Likely the battery was already low. Modern batteries are wonderful things, they have double the power they did 30 years ago, and are maintenance free. No checking the water, etc.
That, unfortunately, has nothing to do with the terminals on top, which seem to need a cleaning every 6 months. Those terminals stick up thru the case, as water tight as the designers can make them, they will push sulphuric fumes thru that area and it bathes the connection in a corrosive atmosphere. Those little felt rings that the auto parts stores push are actually helpful in keeping the fumes off the connection.
If the connections present too much voltage drop, the battery won't charge. I've seen some clean looking terminals that had enough hidden corrosion in the connection that a diagnostic load tester couldn't detect any current. Like it or not they need maintenance. And that goes for Optima's, too.

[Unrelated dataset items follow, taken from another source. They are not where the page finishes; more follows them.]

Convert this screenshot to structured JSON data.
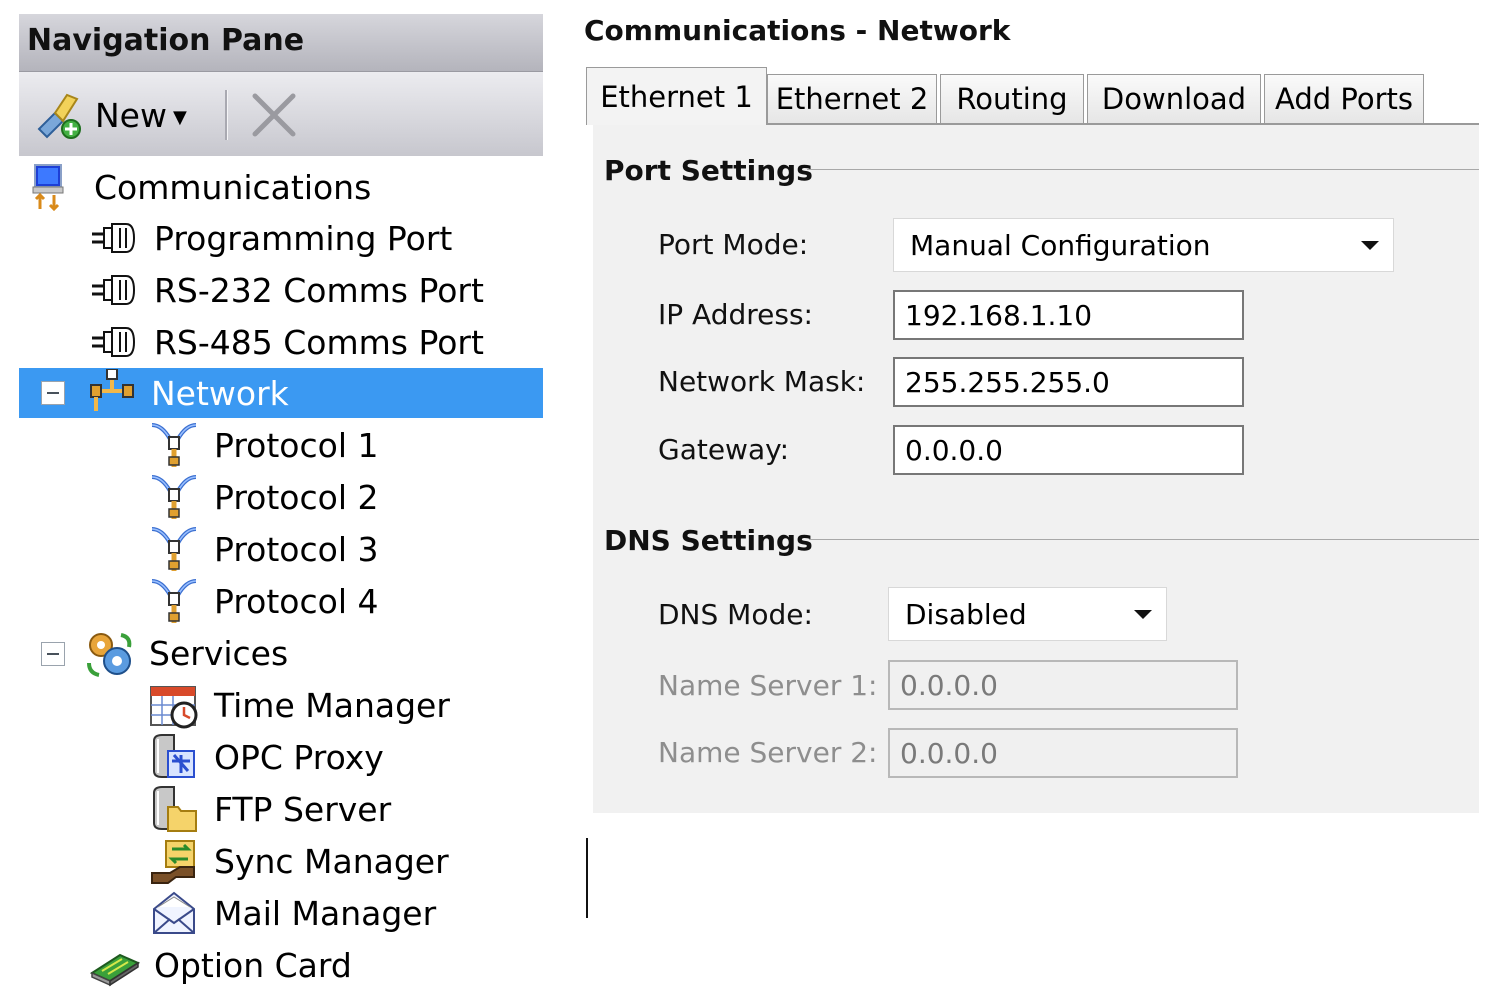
{
  "nav": {
    "title": "Navigation Pane",
    "toolbar": {
      "new_label": "New",
      "new_icon": "new-item-icon",
      "delete_icon": "delete-icon"
    },
    "tree": [
      {
        "label": "Communications",
        "icon": "communications-icon"
      },
      {
        "label": "Programming Port",
        "icon": "port-icon"
      },
      {
        "label": "RS-232 Comms Port",
        "icon": "port-icon"
      },
      {
        "label": "RS-485 Comms Port",
        "icon": "port-icon"
      },
      {
        "label": "Network",
        "icon": "network-icon",
        "selected": true,
        "expanded": true
      },
      {
        "label": "Protocol 1",
        "icon": "protocol-icon"
      },
      {
        "label": "Protocol 2",
        "icon": "protocol-icon"
      },
      {
        "label": "Protocol 3",
        "icon": "protocol-icon"
      },
      {
        "label": "Protocol 4",
        "icon": "protocol-icon"
      },
      {
        "label": "Services",
        "icon": "services-icon",
        "expanded": true
      },
      {
        "label": "Time Manager",
        "icon": "time-manager-icon"
      },
      {
        "label": "OPC Proxy",
        "icon": "opc-proxy-icon"
      },
      {
        "label": "FTP Server",
        "icon": "ftp-server-icon"
      },
      {
        "label": "Sync Manager",
        "icon": "sync-manager-icon"
      },
      {
        "label": "Mail Manager",
        "icon": "mail-manager-icon"
      },
      {
        "label": "Option Card",
        "icon": "option-card-icon"
      }
    ],
    "selection_color": "#3b99f2"
  },
  "panel": {
    "title": "Communications - Network",
    "tabs": [
      {
        "label": "Ethernet 1",
        "active": true
      },
      {
        "label": "Ethernet 2"
      },
      {
        "label": "Routing"
      },
      {
        "label": "Download"
      },
      {
        "label": "Add Ports"
      }
    ],
    "port_settings": {
      "title": "Port Settings",
      "port_mode_label": "Port Mode:",
      "port_mode_value": "Manual Configuration",
      "ip_label": "IP Address:",
      "ip_value": "192.168.1.10",
      "mask_label": "Network Mask:",
      "mask_value": "255.255.255.0",
      "gateway_label": "Gateway:",
      "gateway_value": "0.0.0.0"
    },
    "dns_settings": {
      "title": "DNS Settings",
      "dns_mode_label": "DNS Mode:",
      "dns_mode_value": "Disabled",
      "ns1_label": "Name Server 1:",
      "ns1_value": "0.0.0.0",
      "ns2_label": "Name Server 2:",
      "ns2_value": "0.0.0.0"
    }
  }
}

Charging a battery takes time. If a 500 CCA battery is down at 50% of it's power rating, then, charging at 10 amps with a bench charger hooked up, it's going to need 250 amps put back in. 250 / 10 equal 25 hours. Two hours won't even begin to do the job. And idling the car that long won't either. While the alternator puts out over 100 amps, the fuel injection, pump, circuits, etc consume up to 80% of its output, so, you're back to that 10 amp hour charge rate. Nobody is going to drive the car for 25 hours to charge it up. Jump starting it does nothing.
Batteries are rated in cranking amps output, but another rating on the label is reserve capacity. That's how long the battery will put out 25 amps of power at 80 degrees before falling below 10.5 VDC. Most will run at least 60 minutes. If you are running a big stereo system with sub woofer rated at 1000 watts, it will pull 25-30 amps all by itself - hence the fuse on the unit. If the battery was already discharged from corroded terminals, it's no wonder the battery was toast in 20 minutes.
Case in point, a few years ago someone pulled into the store off the Interstate with a complaint the headlights were flickering and the car starting to run badly. They had been on the road for four hours, running a 2500 watt stereo system off the normal alternator and single starting battery. Testing the battery showed about 15% power left - the system could not keep up with the draw from the stereo and had drained the battery nearly dead. The clue was the huge cable attached to the positive terminal. In every case that I have seen, the home installer had no clue that the system would easily exceed the power output of the alternator and drain the battery. The few shops locally will install another battery in the trunk for stereo power, but the downside is they seem to last about two years. That's pricey when it's a $150 Optima, but cheap up front compared to adding another alternator and drive system for $500+. Which is exactly what is required on ambulance chassis.
It's all about the math and nobody teaches it or writes it up in the owner's manual. Mostly School of Hard Knocks learning about it.